A CAR SCREECHED to a halt right behind her, but she ignored it. The traffic had been building up steadily since she’d been walking. There wasn’t a rush hour in London any more; it was all the same. She didn’t bother turning around. She knew once she turned around, the spell would be broken and she’d have to go home and start the rest of her life.

“Katie,” yelled a voice.

Katie blinked and turned around, gradually.

There, on the other side of the road, was a man doing his best to dodge through the traffic towards her.

“What . . . what are you doing here?” Katie asked.

Mind you, she said this only after she had literally thrown herself from the side of the bridge into his arms, and he’d held her for a long time, and she’d said, over and over again, “It was always you, and I didn’t even know, and then I did, but . . .” then she’d burst into huge racking sobs that went on for ages.

“Shh,” he’d said, stroking her hair at last.
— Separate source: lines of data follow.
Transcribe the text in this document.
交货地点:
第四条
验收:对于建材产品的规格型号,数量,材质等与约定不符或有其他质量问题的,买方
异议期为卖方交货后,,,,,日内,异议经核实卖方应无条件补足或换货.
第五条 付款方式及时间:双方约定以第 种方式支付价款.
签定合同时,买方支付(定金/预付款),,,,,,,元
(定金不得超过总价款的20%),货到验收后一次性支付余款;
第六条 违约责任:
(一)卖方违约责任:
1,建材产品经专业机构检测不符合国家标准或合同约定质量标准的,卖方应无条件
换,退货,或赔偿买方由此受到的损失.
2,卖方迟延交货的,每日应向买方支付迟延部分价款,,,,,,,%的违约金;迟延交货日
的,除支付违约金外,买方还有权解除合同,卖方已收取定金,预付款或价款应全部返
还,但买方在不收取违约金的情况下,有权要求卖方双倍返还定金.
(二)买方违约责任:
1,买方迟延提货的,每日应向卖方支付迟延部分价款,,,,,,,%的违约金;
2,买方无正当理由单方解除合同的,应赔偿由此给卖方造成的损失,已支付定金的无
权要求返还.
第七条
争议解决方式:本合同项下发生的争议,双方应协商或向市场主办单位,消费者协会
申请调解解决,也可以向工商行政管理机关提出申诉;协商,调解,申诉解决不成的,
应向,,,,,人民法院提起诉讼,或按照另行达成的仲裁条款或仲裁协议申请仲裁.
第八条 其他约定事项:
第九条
He wanted to bury his whole face in it.

“I thought I’d really pissed on my chips, with Iain and everything . . . and then just disappearing . . .”

“No,” said Harry. “No, it was really just me being a jealous idiot. I couldn’t have pissed more on my chips. I realised . . . I’m not grumpy because of my mum, or because it’s just the kind of person I am . . . it’s because I’m,” he cleared his throat, “a bit lonely. I drove a girl away once, and bloody hell, if it doesn’t seem to be becoming something of a habit.”